Ce match, on l’a vite plié, puis on s’est fait chier. Ramess et Martial nous ont permis d’ouvrir le score dès le début du match.

Ensuite, on a déroulé, bien aidé par les adversaires qui en deux placages se sont vite retrouvés à 10 contre 11. Pour ma part, je n’ai pas vraiment pu profiter de l’avantage numérique, un peu à court physiquement par rapport à mes coéquipiers, notamment Joan, qui a passé une partie de son match à m’essuyer les plâtres…

Puis l’ami Layin nous a mis à l’abri après avoir été mis sur orbite par Ramess sur un corner.

La suite, je te l’épargne, se fut chiantissime au possible. Il ne s’est rien passé, on n’a pas pris de but, et on s’impose, pour la 5ème fois d’affilé !

Le reste de la semaine s’est déroulé comme la fin du match face à Guingamp. Pas grand-chose à se mettre sous la dent. Après ses déclarations, Ramdam a fait taire les journalistes. Pour ma part, j’ai eu envie d’aller déposer une nouvelle pièce dans la fontaine. Mais ce jour-là, il faisait froid. Ca caillait tellement que je me suis cru le temps d’un instant à St Étienne en plein mois d’avril. Puis j’ai vu la mer, et je me suis servi un sirop de citron.
Pour le grand final de notre année, nous avons reçu Valenciennes. Une formalité apparemment, ils sont avant-derniers, nous sommes après premier.

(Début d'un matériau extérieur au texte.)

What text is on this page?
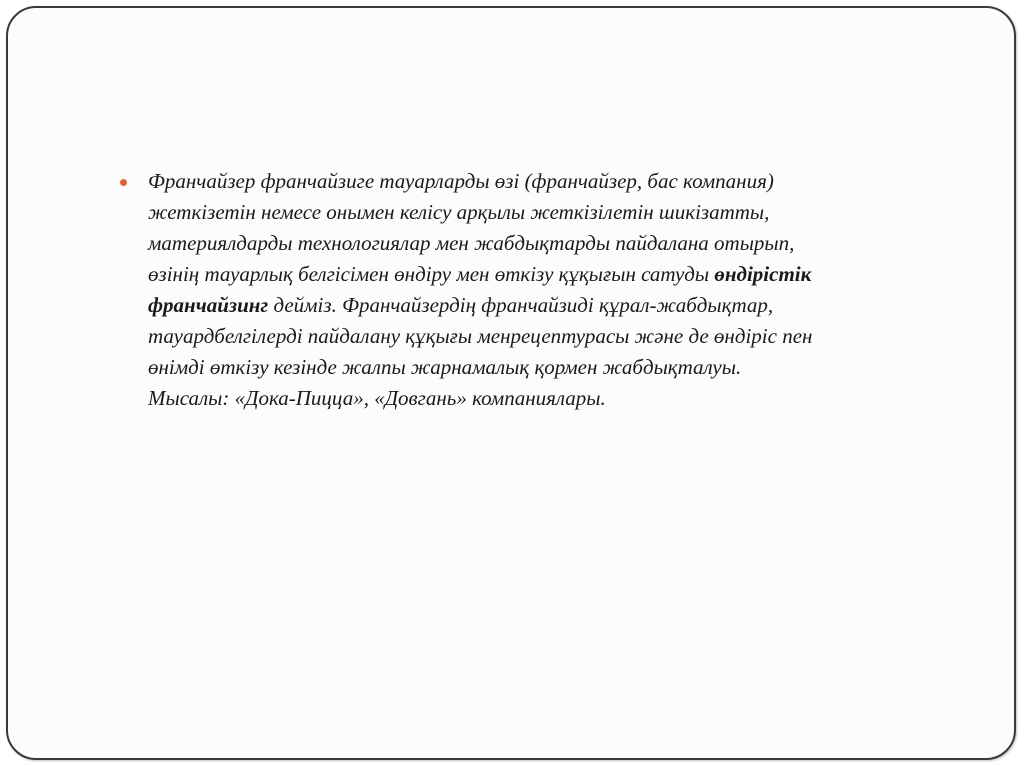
Франчайзер франчайзиге тауарларды өзі (франчайзер, бас компания)
жеткізетін немесе онымен келісу арқылы жеткізілетін шикізатты,
материялдарды технологиялар мен жабдықтарды пайдалана отырып,
өзінің тауарлық белгісімен өндіру мен өткізу құқығын сатуды өндірістік
франчайзинг дейміз. Франчайзердің франчайзиді құрал-жабдықтар,
тауардбелгілерді пайдалану құқығы менрецептурасы және де өндіріс пен
өнімді өткізу кезінде жалпы жарнамалық қормен жабдықталуы.
Мысалы: «Дока-Пицца», «Довгань» компаниялары.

Ce ne fut pas une sinécure. Pire, ce match me laisse le même mal au ventre qu’une gastro contractée après une soirée trop arrosée au citron. On avait mis les bons ingrédients pourtant, la même équipe lors de nos 5 victoires consécutives, avec notamment, le grand Raggi latéral droit…

Derrière, on avait du lourd, avec aux côtés de capitaine Abi, le vengeur masqué.

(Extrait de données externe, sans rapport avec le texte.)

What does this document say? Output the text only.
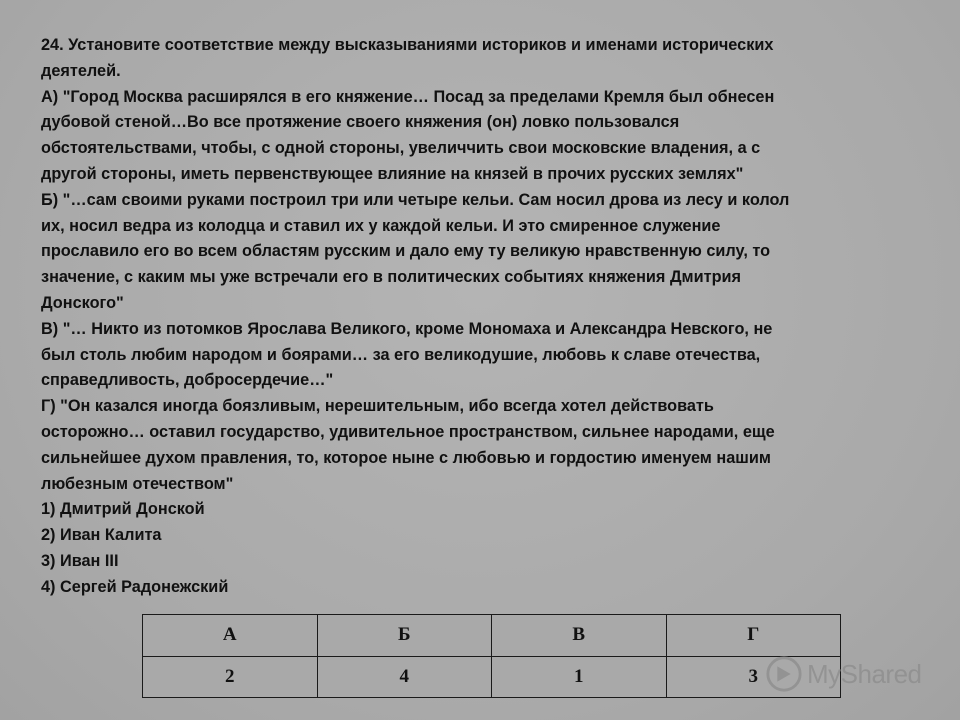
24. Установите соответствие между высказываниями историков и именами исторических

деятелей.

А) "Город Москва расширялся в его княжение… Посад за пределами Кремля был обнесен

дубовой стеной…Во все протяжение своего княжения (он) ловко пользовался

обстоятельствами, чтобы, с одной стороны, увеличчить свои московские владения, а с

другой стороны, иметь первенствующее влияние на князей в прочих русских землях"

Б) "…сам своими руками построил три или четыре кельи. Сам носил дрова из лесу и колол

их, носил ведра из колодца и ставил их у каждой кельи. И это смиренное служение

прославило его во всем областям русским и дало ему ту великую нравственную силу, то

значение, с каким мы уже встречали его в политических событиях княжения Дмитрия

Донского"

В) "… Никто из потомков Ярослава Великого, кроме Мономаха и Александра Невского, не

был столь любим народом и боярами… за его великодушие, любовь к славе отечества,

справедливость, добросердечие…"

Г) "Он казался иногда боязливым, нерешительным, ибо всегда хотел действовать

осторожно… оставил государство, удивительное пространством, сильнее народами, еще

сильнейшее духом правления, то, которое ныне с любовью и гордостию именуем нашим

любезным отечеством"

1) Дмитрий Донской

2) Иван Калита

3) Иван III

4) Сергей Радонежский

А	Б	В	Г
2	4	1	3 MyShared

Probablement qu’il s’est mis un masque au cas où il fasse une boulette, et que personne ne puisse le reconnaitre. Sauf que du coup, la gamelle, c’est captain Abi qui l’a fait.

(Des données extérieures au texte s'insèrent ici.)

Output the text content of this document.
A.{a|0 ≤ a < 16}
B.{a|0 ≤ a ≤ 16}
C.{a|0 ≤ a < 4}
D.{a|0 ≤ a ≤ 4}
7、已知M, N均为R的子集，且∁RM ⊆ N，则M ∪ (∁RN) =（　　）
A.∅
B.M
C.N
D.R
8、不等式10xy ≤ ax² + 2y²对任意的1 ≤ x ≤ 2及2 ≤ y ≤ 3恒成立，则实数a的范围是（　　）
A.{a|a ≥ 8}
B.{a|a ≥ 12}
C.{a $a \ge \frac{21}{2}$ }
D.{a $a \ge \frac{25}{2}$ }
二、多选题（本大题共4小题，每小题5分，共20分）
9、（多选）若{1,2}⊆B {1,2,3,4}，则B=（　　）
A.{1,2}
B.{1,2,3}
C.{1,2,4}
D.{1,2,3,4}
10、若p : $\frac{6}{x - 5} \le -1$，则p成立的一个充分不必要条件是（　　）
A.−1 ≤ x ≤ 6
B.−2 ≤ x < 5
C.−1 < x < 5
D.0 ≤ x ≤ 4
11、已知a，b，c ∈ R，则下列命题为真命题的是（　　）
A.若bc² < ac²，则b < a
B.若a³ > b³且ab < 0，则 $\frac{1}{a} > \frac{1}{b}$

À partir de là, le match va changer de mouche sur les ânes. Les gars du Nord vont défendre le plomb, enfin je veux dire, défendre à coup de barre de plomb. Ramess, Joan, Martial et les autres vont prendre cher dans leurs guibolles.

À la mi-temps, le mister coach me fait sortir pour faire rentrer Ramdam. Le numérobis qui sort pour faire entrer le numéro 1, quoi de plus normal. Mais si c’est pour laisser le numéro trois sur la pelouse, j’ai eu un peu plus les boules.
Mais pas longtemps. Comme l’arbitre ne dit rien, les nordistes continuent de faire des mains dans la surface, et de démolir toutes les chevilles qui passent à porter. Pour le coup, c’est celle de Martial, qui sort remplacé par Ocampos.
Le pauvre Anthony, il s’est méchamment fait découper sur le coup. Et dire que si ça avait été moi sur le terrain, c’est moi qui finissais avec un pied en moins… Ça me fait froid dans le dos tout ça…

Ocampos ne va pas apporter grand-chose. Non, c’est vrai, Loucas, il est un peu fou dans sa tête dès qu’il entre sur le terrain. Il n’arrête pas de crier « pelota ! pelota ! pelota ! » tout en courant dans tous les sens.

Mais ça ne marche pas. On prend des coups, et on ne marque pas de but. La tactique des Nordiques est foutrement bien efficace…

Au final tout ça va virer au cauchemar. On prend un but de plus. Ramdam rate un pénalty, l’arbitre nous refuse un autre pénalty, puis un but sur hors-jeu. Entre temps, Ramess a réduit le score sur corner. Mais ça n’a pas suffi. Un vrai cauchemar.

Une fois sorti de ce mauvais rêve qui n’en était pas un, que nous reste-t-il ?
Une trêve, qui va faire du bien, notamment au niveau capillaire. J’ai envie d’essayer de nouvelles choses, mais je ne veux pas casser mon modjo chevelu. Avec 8 buts au compteur, il faut que je continue, ne serait-ce que pour que les mousquetaires fassent floquer un « Flacdo » sur le maillot du cheptel.
Ça aurait de la gueule non ? Bon, pour Noël, c’est un peu short, mais ça ferait un chouette cadeau non ?

Tient, en parlant des fêtes de fin d’année, je vous souhaite à tous d’excellents réveillons, en espérant que la gastro valenciennoise soit passée.